There will be people reading this who have lived with sickness this past year, be it their own or that of someone close to them. And there will be people who have lost loved ones. Death and grieving at any time is a self-altering experience but, in these difficult times, it's an altogether more complicated and painful affair.
Light at the end of the tunnel
The proposed roadmap out of lockdown indicates that a more normal way of living could be with us again before too long. This has brought hope and suggests that personal sacrifices for the greater good might have been worthwhile.
This news might have also stirred up some questions within you like; What now? What do I want the next year of my life to look like?
While during lockdown there may have been competing priorities that you had to juggle, there will also have been a great deal of thinking time. A life without the distractions and entertainment we are used to having in an unrestrictive world has meant that many people are reassessing their priorities.
While this might have started out as a solo activity, you could be in a place where talking to a professional counsellor or therapist would be beneficial to help you work through and better understand what this means for you. Decisions like changing career, moving, deciding to study or to end a relationship can bring up lots of feelings and conflict.
A counsellor can guide you while you navigate reorganising your life and walk with you as you share your hopes and fears.
Being left with unanswered questions
This past year has been disorienting and you might find it has left you confused and a little lost.
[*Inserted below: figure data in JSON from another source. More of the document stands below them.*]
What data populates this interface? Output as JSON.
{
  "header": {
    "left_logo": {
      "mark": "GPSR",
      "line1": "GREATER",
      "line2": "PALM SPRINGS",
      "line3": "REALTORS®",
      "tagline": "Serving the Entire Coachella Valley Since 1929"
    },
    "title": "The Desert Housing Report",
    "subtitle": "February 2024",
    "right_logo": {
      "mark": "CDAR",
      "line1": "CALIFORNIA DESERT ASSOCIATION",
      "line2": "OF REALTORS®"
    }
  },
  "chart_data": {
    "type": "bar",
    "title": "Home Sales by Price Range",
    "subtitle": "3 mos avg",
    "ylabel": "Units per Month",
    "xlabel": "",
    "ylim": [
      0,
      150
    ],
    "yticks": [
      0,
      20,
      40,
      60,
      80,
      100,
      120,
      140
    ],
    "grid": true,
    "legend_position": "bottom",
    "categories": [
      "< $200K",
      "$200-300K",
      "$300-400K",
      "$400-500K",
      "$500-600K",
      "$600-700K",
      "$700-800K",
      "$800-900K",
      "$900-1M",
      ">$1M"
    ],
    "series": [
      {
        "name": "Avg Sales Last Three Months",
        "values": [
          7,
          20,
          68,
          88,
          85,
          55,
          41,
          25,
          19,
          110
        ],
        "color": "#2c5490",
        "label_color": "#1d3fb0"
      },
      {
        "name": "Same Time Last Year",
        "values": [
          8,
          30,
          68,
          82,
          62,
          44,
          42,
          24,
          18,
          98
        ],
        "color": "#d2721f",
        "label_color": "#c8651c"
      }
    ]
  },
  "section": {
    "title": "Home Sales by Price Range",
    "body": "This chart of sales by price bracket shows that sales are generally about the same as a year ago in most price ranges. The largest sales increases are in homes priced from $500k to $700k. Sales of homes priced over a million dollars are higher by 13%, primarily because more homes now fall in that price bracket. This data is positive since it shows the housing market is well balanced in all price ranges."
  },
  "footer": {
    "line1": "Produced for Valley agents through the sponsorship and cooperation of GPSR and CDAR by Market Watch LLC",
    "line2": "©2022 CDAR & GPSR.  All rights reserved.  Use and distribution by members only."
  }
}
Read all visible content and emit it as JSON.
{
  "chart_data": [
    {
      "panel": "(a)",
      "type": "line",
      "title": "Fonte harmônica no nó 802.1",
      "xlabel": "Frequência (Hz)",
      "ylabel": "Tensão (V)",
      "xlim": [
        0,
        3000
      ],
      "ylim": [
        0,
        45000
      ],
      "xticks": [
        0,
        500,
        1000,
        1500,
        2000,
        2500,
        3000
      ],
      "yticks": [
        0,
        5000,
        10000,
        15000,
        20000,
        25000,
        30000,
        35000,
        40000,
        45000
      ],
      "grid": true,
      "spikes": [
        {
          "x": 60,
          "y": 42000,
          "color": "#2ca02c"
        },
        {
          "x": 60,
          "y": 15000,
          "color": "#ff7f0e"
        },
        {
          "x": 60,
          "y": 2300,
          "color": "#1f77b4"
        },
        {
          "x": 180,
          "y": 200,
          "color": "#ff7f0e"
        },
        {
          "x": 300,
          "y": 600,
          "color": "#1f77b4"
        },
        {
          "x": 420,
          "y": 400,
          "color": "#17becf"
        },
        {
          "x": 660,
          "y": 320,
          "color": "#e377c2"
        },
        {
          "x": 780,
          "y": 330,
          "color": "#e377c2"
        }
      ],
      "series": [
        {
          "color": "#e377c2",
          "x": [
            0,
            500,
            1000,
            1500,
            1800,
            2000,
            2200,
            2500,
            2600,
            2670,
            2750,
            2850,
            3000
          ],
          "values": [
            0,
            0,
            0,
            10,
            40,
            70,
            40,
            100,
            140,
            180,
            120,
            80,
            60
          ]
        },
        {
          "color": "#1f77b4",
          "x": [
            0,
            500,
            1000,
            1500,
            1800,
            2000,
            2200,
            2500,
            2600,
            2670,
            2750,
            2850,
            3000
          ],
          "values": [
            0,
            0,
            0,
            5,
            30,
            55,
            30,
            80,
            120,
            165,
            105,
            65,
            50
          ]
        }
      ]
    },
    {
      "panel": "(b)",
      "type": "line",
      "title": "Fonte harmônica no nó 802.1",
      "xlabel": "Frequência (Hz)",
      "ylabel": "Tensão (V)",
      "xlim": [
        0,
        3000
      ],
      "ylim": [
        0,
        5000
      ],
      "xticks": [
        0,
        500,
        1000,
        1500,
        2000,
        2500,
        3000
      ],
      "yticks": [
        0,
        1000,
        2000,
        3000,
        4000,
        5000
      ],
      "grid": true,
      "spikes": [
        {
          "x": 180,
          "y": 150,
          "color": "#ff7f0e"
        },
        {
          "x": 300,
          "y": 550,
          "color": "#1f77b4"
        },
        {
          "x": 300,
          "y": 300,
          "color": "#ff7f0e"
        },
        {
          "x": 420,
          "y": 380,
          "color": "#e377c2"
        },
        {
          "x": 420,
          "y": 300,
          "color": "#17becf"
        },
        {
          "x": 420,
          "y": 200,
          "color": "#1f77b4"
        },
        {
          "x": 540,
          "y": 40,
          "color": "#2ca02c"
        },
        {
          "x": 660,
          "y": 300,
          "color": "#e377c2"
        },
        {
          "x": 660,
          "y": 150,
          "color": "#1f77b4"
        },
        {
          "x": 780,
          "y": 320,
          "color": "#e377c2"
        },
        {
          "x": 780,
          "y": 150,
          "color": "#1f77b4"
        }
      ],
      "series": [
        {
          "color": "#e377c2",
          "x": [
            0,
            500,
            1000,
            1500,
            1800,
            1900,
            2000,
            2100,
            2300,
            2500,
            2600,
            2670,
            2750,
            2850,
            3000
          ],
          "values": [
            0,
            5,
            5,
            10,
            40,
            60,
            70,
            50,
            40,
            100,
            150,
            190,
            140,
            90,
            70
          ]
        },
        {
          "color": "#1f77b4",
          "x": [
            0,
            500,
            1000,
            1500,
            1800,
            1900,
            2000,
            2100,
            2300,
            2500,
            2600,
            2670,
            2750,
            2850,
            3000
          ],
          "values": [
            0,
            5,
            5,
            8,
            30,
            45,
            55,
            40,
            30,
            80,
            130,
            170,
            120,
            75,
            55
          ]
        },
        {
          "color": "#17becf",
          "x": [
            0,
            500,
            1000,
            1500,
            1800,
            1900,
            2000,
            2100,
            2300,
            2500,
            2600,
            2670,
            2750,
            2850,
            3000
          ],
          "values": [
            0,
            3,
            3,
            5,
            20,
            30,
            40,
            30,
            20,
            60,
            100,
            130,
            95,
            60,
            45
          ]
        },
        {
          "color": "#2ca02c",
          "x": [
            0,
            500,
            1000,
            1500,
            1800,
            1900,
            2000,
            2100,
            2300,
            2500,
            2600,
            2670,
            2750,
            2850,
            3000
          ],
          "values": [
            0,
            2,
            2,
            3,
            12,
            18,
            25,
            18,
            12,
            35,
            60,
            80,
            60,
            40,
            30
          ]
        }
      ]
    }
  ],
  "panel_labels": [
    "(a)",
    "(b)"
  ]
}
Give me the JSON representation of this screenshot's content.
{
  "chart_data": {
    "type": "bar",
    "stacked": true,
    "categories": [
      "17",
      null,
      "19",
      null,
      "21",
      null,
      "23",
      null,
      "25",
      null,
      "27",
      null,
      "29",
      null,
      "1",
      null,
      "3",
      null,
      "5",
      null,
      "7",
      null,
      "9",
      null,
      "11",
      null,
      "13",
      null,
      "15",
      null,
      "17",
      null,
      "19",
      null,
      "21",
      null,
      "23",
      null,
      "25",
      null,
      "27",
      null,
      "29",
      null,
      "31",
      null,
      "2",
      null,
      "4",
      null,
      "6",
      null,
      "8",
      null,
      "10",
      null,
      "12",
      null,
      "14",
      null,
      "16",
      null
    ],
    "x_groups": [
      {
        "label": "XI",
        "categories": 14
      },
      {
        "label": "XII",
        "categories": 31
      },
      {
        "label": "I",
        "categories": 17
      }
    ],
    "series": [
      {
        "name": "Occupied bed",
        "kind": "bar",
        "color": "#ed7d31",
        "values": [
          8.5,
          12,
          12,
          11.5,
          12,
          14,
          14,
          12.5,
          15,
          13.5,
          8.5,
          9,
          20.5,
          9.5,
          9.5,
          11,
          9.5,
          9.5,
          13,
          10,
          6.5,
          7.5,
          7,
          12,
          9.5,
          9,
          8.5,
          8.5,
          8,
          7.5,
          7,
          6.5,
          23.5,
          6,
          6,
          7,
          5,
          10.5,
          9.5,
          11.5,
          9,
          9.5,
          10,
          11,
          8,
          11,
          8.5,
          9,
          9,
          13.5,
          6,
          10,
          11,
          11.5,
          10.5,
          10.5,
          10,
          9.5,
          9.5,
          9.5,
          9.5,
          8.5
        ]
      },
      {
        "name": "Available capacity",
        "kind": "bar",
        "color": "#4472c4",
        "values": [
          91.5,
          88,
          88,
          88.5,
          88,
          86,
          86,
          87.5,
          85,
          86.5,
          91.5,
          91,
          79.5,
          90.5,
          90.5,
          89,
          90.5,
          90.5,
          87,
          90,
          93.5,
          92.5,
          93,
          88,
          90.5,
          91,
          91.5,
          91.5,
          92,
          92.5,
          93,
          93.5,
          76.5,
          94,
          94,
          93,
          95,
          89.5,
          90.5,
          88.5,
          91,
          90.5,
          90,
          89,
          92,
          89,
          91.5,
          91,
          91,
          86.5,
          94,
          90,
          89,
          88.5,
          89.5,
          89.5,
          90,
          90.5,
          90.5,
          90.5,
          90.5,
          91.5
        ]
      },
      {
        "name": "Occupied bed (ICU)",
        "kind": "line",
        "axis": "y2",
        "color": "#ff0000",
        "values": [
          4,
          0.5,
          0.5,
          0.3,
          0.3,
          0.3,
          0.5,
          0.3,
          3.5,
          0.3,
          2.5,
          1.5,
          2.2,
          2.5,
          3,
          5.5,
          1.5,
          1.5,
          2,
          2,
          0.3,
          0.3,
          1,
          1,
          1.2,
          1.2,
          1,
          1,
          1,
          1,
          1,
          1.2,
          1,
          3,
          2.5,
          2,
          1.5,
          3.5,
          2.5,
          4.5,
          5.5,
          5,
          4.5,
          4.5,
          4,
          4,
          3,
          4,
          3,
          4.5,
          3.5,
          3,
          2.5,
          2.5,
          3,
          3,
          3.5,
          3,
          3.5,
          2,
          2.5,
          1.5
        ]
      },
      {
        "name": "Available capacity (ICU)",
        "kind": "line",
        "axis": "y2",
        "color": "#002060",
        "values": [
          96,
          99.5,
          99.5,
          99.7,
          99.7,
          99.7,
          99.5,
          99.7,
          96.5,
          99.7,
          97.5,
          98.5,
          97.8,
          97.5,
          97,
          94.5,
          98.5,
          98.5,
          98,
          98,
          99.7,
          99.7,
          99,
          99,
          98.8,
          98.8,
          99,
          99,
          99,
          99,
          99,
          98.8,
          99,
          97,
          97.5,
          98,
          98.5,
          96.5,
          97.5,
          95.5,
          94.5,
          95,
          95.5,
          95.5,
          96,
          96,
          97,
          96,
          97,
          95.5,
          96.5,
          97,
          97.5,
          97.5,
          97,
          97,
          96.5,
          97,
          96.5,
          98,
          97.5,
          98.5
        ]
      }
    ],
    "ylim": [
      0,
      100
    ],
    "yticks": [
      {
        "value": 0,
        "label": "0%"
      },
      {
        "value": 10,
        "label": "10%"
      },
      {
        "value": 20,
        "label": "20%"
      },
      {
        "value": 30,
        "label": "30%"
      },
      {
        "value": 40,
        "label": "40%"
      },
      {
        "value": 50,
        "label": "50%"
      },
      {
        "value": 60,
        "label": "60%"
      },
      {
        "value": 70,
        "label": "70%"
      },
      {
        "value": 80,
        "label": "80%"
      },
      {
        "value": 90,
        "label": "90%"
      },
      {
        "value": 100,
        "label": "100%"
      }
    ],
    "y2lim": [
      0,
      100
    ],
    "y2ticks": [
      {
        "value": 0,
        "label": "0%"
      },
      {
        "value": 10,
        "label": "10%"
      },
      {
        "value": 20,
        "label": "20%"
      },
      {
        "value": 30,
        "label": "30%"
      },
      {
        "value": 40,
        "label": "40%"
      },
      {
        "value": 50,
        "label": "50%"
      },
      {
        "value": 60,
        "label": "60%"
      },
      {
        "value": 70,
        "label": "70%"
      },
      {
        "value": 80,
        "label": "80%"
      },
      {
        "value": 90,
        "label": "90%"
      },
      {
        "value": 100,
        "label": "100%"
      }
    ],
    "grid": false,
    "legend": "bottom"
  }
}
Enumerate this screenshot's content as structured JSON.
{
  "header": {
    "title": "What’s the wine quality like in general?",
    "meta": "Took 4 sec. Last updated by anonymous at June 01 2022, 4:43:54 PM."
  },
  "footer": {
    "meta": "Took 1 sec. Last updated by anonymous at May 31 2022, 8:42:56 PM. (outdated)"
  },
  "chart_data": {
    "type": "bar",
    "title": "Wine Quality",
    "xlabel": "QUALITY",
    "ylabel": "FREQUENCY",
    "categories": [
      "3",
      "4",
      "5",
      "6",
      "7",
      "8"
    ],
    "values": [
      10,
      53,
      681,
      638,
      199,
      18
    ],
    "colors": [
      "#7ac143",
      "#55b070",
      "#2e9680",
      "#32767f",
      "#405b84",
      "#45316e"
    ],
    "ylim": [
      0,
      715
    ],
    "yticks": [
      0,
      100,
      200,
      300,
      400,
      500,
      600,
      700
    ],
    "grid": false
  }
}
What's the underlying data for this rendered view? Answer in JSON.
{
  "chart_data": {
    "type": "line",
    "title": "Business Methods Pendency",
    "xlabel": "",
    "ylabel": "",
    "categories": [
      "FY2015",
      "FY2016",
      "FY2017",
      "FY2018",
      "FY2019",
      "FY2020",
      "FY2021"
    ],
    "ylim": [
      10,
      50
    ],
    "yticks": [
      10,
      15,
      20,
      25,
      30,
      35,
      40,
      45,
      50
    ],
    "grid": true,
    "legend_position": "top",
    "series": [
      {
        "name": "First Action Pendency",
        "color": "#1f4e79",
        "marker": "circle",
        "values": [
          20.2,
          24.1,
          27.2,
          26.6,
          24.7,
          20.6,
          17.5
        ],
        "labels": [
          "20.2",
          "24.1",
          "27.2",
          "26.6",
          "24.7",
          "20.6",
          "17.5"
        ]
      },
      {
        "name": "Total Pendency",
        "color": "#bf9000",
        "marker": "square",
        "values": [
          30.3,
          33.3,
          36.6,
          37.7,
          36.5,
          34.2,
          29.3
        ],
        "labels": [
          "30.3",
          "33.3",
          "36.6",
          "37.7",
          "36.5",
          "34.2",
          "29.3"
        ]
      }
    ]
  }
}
Perhaps the thought of the world opening has left you with some unanswered questions and with no clear path as to how you’d like your life to be when it is no longer restricted by lockdown. Counselling is a place to explore and work out any areas where you feel stuck or held back.
Finding out what you want and what is important to you
Knowing what we want can be a really hard question to answer and many of us struggle with being decisive. When we are unclear about what we want, it can lead to dissatisfaction and feelings of unease. Being in touch with our values and what is important to us can make us feel more content.
Perhaps part of what you want is to elevate anxious feelings or to finally speak with someone about your childhood and how that has shaped you. Working with a counsellor can help you to better understand yourself, including your desires which can move you towards living a more fulfilling and satisfying life.